Ground Temperatures Hit 118 Degrees in the Arctic Circle


Newly published satellite imagery shows the ground temperature in at least one location in Siberia topped 118 degrees Fahrenheit (48 degrees Celsius) going into the year’s longest day. It’s hot Siberia Earth summer, and it certainly won’t be the last.

While many heads swiveled to the American West as cities like Phoenix and Salt Lake City suffered shockingly hot temperatures this past week, a similar climatological aberrance unfolded on the opposite side of the world in the Arctic Circle. That’s not bizarre when you consider that the planet heating up is a global affair, one that isn’t picky about its targets. We’re all the target!
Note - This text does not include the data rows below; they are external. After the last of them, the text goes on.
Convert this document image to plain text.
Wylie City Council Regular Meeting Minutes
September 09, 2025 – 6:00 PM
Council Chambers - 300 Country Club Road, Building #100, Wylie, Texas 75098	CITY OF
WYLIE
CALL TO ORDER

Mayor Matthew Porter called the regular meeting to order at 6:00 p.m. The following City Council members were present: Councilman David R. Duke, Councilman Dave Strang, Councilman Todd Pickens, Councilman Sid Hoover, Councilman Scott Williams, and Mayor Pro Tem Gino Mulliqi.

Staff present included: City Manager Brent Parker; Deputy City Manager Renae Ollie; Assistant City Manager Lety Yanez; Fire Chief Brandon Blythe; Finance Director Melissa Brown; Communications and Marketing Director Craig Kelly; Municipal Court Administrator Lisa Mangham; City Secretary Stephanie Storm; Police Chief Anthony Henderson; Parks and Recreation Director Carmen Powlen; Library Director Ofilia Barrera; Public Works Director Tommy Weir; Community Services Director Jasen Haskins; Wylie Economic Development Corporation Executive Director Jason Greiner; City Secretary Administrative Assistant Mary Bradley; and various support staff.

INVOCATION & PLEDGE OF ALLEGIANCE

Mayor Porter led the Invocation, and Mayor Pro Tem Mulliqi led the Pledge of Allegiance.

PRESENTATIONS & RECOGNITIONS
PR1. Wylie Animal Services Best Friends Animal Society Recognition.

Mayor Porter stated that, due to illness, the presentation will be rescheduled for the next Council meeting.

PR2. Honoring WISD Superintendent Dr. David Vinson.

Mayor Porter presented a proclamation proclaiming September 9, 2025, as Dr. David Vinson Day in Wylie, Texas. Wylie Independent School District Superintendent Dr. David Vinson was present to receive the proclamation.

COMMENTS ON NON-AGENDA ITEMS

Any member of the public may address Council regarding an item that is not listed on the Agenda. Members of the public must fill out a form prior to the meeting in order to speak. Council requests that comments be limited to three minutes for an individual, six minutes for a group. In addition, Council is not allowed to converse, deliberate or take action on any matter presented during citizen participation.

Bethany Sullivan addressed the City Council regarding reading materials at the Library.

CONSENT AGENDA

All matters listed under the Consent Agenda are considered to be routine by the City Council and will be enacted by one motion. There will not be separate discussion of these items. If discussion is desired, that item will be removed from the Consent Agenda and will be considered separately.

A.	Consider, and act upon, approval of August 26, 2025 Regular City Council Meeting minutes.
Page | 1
The 118-degree-Fahrenheit temperature was measured on the ground in Verkhojansk, in Yakutia, Eastern Siberia, by the European Space Agency’s Copernicus Sentinel satellites. Other ground temperatures in the region included 109 degrees Fahrenheit (43 degrees Celsius) in Govorovo and 98.6 degrees Fahrenheit (37 degrees Celsius) in Saskylah, which had its highest temperatures since 1936. It’s important to note that the temperatures being discussed here are land surface temperatures, not air temperatures. The air temperature in Verkhojansk was 86 degrees Fahrenheit (30 degrees Celsius)—still anomalously hot, but not Arizona hot.

Melting Alaskan permafrost in 2019.

Melting Alaskan permafrost in 2019.
Photo: MARK RALSTON/AFP (Getty Images)

But the ground temperature being so warm is still very bad. Those temperatures beleaguer the permafrost—the frozen soil of yore, which holds in greenhouse gases and on which much of eastern Russia is built. As permafrost thaws, it sighs its methane back into the atmosphere, causing chasms in the Earth.
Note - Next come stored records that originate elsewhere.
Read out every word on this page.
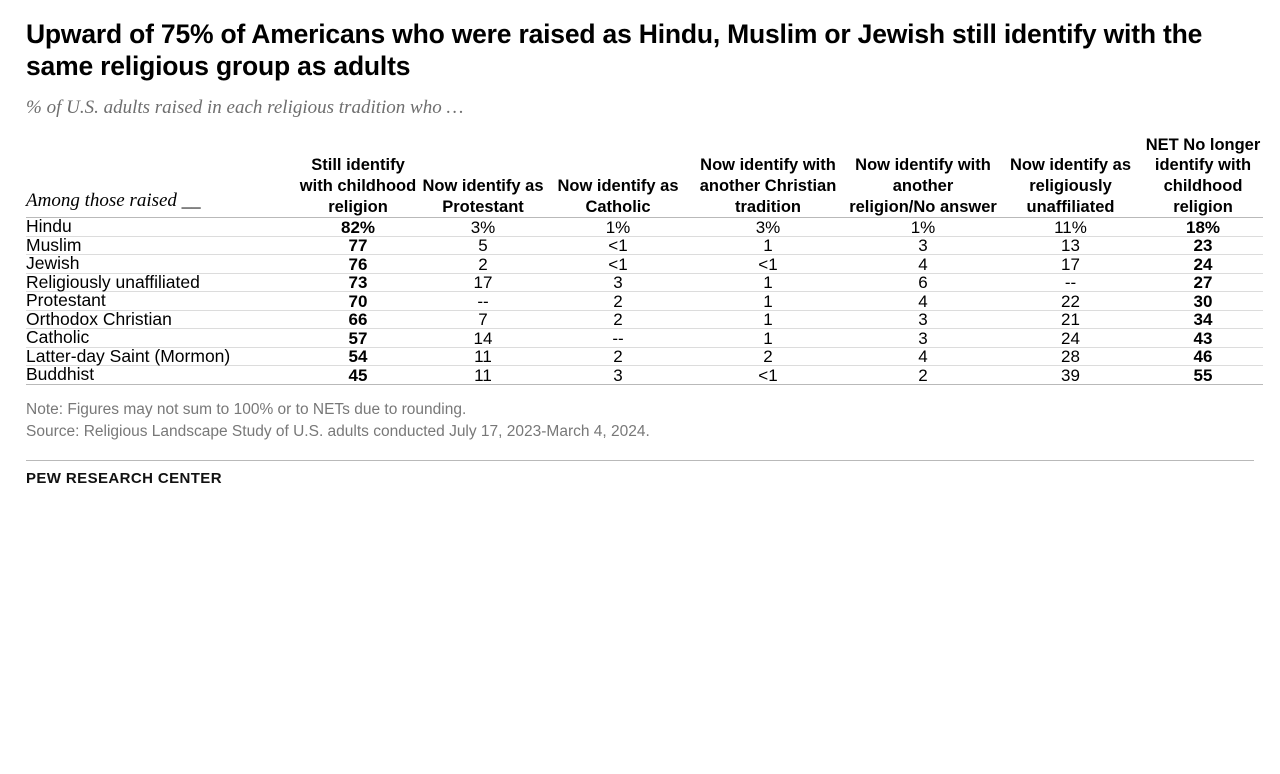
Upward of 75% of Americans who were raised as Hindu, Muslim or Jewish still identify with the same religious group as adults
% of U.S. adults raised in each religious tradition who …
Among those raised __	Still identify with childhood religion	Now identify as Protestant	Now identify as Catholic	Now identify with another Christian tradition	Now identify with another religion/No answer	Now identify as religiously unaffiliated	NET No longer identify with childhood religion
Hindu	82%	3%	1%	3%	1%	11%	18%
Muslim	77	5	<1	1	3	13	23
Jewish	76	2	<1	<1	4	17	24
Religiously unaffiliated	73	17	3	1	6	--	27
Protestant	70	--	2	1	4	22	30
Orthodox Christian	66	7	2	1	3	21	34
Catholic	57	14	--	1	3	24	43
Latter-day Saint (Mormon)	54	11	2	2	4	28	46
Buddhist	45	11	3	<1	2	39	55
Note: Figures may not sum to 100% or to NETs due to rounding.
Source: Religious Landscape Study of U.S. adults conducted July 17, 2023-March 4, 2024.
PEW RESEARCH CENTER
Besides the deleterious effects of more greenhouse gases in the atmosphere, the permafrost melting destabilizes the Siberian earth, unsettling building foundations and causing landslides. It also exposes the frozen carcasses of many Ice Age mammals, meaning paleontologists have to work fast to study the species that thrived when the planet was much colder. For all the talk of reanimating the woolly mammoth, one’s got to remember: the place they knew is long gone.

The same region also suffered through a heat wave that led to a very un-Siberian air temperature reading of 100 degrees Fahrenheit (38 degrees Celsius) exactly a year ago to the day from the new freak heat. It’s the hottest temperature ever recorded in the region. It was also in the 90s last month in western Siberia, reflecting that the sweltering new abnormal is affecting just about everywhere. And it’s not just the permafrost suffering; wildfires last year in Siberia pumped a record amount of carbon dioxide into the atmosphere, ensuring more summers like this are to come.